Mais tarde, sentada em seu computador novamente, cercada por imagens coloridas de seus pertences, a escritora é subitamente tomada por uma onda de raiva. Ela sente que foi atraída para uma armadilha. Mas logo a raiva dá lugar a reflexão, e até mesmo curiosidade. O que exatamente o artista está fazendo? Fazendo arte? Ele nem sequer selecionou os objetos! A autora fez isso por ele. Bem, então, ele transformou a escritora em uma artista, enquanto ele mesmo simplesmente ordenou os objetos, um ato que é geralmente realizado pelo escritor-teórico.

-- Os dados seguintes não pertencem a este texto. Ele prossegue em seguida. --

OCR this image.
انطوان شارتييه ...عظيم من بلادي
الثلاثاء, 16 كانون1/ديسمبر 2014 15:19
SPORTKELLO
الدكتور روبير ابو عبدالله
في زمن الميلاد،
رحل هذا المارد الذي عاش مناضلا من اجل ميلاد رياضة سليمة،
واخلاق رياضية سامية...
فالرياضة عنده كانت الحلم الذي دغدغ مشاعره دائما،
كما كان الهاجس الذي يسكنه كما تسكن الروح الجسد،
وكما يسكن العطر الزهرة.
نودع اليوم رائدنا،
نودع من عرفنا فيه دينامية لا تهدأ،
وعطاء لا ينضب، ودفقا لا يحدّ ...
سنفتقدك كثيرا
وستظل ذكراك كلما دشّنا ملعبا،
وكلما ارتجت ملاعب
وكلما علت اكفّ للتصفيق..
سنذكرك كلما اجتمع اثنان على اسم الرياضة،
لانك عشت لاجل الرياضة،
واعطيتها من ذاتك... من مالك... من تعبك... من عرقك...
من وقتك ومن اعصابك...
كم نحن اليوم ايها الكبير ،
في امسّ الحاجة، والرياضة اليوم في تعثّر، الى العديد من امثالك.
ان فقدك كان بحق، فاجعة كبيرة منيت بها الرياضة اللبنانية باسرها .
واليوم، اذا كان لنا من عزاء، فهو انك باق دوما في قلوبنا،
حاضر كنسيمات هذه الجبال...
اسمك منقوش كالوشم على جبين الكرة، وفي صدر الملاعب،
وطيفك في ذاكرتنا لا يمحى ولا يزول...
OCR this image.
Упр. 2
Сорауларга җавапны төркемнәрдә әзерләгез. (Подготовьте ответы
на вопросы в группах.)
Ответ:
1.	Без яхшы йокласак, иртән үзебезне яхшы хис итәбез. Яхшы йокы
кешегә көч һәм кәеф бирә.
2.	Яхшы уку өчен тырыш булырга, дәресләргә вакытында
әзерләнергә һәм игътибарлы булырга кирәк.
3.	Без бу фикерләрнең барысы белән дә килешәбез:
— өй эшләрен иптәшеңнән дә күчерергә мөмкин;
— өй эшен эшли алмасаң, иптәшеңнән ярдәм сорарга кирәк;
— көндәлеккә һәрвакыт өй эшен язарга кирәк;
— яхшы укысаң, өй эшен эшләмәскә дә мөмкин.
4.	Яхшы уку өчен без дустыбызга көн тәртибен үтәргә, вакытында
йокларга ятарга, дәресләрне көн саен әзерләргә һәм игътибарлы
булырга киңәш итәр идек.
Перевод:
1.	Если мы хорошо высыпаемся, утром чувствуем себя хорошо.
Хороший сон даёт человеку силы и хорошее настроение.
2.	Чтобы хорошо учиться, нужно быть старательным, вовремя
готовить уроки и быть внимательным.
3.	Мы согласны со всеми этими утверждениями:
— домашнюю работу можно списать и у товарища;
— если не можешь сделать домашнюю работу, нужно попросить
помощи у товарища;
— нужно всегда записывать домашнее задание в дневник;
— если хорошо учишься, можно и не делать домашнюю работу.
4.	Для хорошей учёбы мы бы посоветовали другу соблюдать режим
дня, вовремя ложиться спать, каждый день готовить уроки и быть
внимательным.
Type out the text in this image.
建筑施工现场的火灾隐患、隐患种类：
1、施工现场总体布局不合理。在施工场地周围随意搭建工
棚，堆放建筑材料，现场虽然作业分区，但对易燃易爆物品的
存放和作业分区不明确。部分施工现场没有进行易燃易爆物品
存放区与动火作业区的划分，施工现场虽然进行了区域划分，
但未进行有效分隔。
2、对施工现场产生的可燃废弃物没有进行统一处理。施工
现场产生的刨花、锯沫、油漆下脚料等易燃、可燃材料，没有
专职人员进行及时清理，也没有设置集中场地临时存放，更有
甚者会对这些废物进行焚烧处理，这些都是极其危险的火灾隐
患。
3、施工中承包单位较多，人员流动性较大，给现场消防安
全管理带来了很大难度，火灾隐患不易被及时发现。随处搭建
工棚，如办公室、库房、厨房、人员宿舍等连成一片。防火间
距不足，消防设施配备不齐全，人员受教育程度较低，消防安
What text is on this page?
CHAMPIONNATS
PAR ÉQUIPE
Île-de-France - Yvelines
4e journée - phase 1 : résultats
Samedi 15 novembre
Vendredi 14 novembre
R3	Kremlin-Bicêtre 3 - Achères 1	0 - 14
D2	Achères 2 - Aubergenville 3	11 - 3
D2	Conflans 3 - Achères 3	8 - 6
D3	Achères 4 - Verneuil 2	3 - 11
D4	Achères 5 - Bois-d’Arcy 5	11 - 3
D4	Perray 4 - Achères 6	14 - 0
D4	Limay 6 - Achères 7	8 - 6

Quanto mais perguntas, maior o espanto, até que ela de repente percebe que foi precisamente este momento de surpresa inesperada que a havia motivado a envolver-se com as obras de Andreas Slominki, apesar do aborrecimento, apesar da sensação de estar sendo atraída para uma armadilha. E assim, ela decide escrever sobre o espanto.

 

Para os pensadores da antiguidade, o espanto, aquele momento de indagação que é sempre acompanhado pela frustração de não saber, era a origem da filosofia. Espanto, portanto, significava querer saber, querer saber mais. O homem medieval, por outro lado, manteve-se fixo em um estado quase infantil de espanto, ao qual respondeu com rituais religiosos. Este aspecto infantil levou o homem moderno e iluminado a adotar uma atitude crítica em relação ao espanto. Na Idade Moderna, quem ainda achava o mundo espantoso foi considerado ignorante. Com o tempo, a arte do espanto foi perdida. Existe alguém que ainda hoje possa olhar para o mundo com um sentimento de admiração, caracterizado pela curiosidade infantil e também uma certa frustração? A perda da faculdade de deslumbre tem tornado as pessoas mais pobres, pois o espanto nos leva a fazer perguntas que tocam a essência das aparências.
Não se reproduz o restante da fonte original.